Mitologi tajen disamarkan sebagai tabuh rah. Tajen seolah-olah sama dengan
tabuh rah sehingga dianggap sah sebagai suatu tindakan agama (bagian dari
upacara agama hindu). Sebenarnya tajen tetaplah judi dan hanya tabuh rahlah
yang dilakukan dengan rambu-rambu benar merupakan bagian dari upacara agam
hindu, dan dibolehkan sebanyak 3seat yang dilakukan oleh pelaksana upacara
agama, berpakaian adat Bali ditempat upacara.
Larangan Berjudi dalam Agama Hindu
Tabuh rah diadakan karena kelengkapan upacara
agama yaitu mecaru, sedangkan tajen adalah sabung ayam yang lebih mengedepankan
unsur kesenangan pelakunya. Ada taruhan uang pada tajen serta ada unsur untung
ruginya. Tajen menggunakan toh (taruhan) dan para pelakunya mendambalkan
kemenangan, tajen sangat memenuhi unsur dikategorikan sebagai judi, karena ada
taruhan dan adanya untung-untungan (gambling) pada sabung ayam yang disebut
tajen.
Sementara itu, tabuh rah adalah bagian dari
prosesi mecaru sebagai suatu bentuk dalam upacara agama, yang bermakna
harmonisasi bhuana agung dan bhuana alit. Jadi tabuh rah dan tajen adalah dua
hal yang berbeda. Tabuh rah yang dilaksanakan sesuai rambu-rambu bukanlah judi
melainkan merupakan bagian dari upacara agama hindu. Jadi jelas dapat dibedakan
bahwa tabuh tabuh rah bukan tajen dan tajen bukanlah tabuh rah. Tabuh rah dan
tajen adalah dua hal yang berbeda bahkan bertolah belakang dengan asensi yang
diusungnya.
3.2. Tajen dilihat dari Sosial Ekonomi
Keberadaan ayam kampong di Bali tidak bisa
dilepaskan dari kehidupan orang Bali, karena akan digunakan sebagai sarana
berbagai jenis upacara, seperti ayam putih, biying atau brumbun untuk sarana
upacara agama, tajen secara tidak langsung ikut melestarikan ayam Bali.

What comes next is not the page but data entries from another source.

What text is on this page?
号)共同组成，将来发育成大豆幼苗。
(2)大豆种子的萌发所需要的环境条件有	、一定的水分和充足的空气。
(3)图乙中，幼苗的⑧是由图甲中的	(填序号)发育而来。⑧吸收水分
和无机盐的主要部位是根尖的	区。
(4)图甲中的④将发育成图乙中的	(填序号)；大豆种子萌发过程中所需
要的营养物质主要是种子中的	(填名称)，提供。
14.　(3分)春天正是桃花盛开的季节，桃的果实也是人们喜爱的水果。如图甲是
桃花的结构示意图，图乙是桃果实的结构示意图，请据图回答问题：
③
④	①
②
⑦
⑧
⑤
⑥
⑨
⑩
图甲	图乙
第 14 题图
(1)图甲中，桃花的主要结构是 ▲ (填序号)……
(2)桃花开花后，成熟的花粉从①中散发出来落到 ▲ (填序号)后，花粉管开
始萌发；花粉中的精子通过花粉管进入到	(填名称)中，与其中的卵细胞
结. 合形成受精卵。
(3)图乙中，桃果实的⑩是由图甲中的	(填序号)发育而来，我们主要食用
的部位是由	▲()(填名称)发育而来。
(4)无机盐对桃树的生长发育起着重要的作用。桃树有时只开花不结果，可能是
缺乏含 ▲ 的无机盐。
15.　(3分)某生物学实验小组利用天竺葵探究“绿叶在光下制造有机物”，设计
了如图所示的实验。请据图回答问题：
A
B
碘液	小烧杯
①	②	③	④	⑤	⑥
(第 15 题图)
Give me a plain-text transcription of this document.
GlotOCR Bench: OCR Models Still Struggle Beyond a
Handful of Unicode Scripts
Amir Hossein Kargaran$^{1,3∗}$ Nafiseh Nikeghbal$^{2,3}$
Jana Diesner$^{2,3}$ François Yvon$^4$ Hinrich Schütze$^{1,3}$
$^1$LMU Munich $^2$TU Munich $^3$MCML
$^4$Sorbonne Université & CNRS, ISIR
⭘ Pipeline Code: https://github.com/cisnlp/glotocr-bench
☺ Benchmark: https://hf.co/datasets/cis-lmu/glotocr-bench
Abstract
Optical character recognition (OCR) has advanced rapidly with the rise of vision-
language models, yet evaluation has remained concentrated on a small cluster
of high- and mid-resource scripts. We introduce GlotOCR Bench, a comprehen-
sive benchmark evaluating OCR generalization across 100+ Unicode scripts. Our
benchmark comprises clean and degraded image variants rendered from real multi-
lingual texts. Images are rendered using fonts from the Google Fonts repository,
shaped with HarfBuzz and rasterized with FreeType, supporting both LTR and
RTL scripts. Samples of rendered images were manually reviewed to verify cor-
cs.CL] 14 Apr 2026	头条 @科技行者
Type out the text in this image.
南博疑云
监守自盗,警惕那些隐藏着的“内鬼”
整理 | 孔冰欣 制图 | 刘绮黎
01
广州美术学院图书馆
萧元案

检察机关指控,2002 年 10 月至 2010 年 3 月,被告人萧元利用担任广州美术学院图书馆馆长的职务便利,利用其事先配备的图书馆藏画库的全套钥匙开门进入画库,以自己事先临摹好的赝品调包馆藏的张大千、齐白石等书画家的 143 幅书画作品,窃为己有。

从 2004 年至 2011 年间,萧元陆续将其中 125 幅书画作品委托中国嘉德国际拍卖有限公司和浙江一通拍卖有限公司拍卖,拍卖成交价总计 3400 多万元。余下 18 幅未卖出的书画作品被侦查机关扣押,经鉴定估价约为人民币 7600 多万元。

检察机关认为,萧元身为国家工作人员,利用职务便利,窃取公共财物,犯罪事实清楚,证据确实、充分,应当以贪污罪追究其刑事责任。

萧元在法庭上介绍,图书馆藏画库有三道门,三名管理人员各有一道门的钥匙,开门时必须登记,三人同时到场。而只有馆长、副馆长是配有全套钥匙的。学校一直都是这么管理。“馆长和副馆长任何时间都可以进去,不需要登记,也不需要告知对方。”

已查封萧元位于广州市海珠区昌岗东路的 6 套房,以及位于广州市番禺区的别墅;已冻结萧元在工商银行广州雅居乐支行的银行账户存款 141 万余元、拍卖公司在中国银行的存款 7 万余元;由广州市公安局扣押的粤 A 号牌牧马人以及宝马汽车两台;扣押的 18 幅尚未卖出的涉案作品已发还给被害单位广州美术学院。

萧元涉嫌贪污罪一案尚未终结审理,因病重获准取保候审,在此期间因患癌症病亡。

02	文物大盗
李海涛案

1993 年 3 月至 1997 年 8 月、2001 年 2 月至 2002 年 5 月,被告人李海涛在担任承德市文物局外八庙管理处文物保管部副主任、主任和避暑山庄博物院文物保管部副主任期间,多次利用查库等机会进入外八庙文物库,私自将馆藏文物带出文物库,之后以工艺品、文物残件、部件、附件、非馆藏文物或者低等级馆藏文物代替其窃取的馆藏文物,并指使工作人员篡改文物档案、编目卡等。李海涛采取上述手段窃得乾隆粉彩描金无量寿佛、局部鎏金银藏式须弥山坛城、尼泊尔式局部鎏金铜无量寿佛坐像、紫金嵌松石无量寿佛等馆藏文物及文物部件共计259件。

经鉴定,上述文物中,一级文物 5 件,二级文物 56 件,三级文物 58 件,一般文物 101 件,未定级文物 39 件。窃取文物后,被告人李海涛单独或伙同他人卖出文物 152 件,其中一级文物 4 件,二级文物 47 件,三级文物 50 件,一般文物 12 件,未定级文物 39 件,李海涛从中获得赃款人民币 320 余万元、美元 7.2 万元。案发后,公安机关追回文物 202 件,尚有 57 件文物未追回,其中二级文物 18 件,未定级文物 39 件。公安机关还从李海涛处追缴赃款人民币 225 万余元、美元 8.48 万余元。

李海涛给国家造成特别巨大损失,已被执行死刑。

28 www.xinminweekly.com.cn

Berbagai warna ayam tersebut sangat erat kaitannya dengan kegiatan adat budaya
agama Hindu.
Menurut sebagian kalangan, tajen bukan semata
persoalan negatif. Menurut kalangan ini tajen dianggap memberi kontribusi
terhadap peningkatan social ekonomi masyarakat Bali. Setidaknya terhadap
masyarakat sekitar dimana tajen diadakan, karena ketika tajen digelar berbagai
aktivitas ekonomi berlangsung ditempat tersebut.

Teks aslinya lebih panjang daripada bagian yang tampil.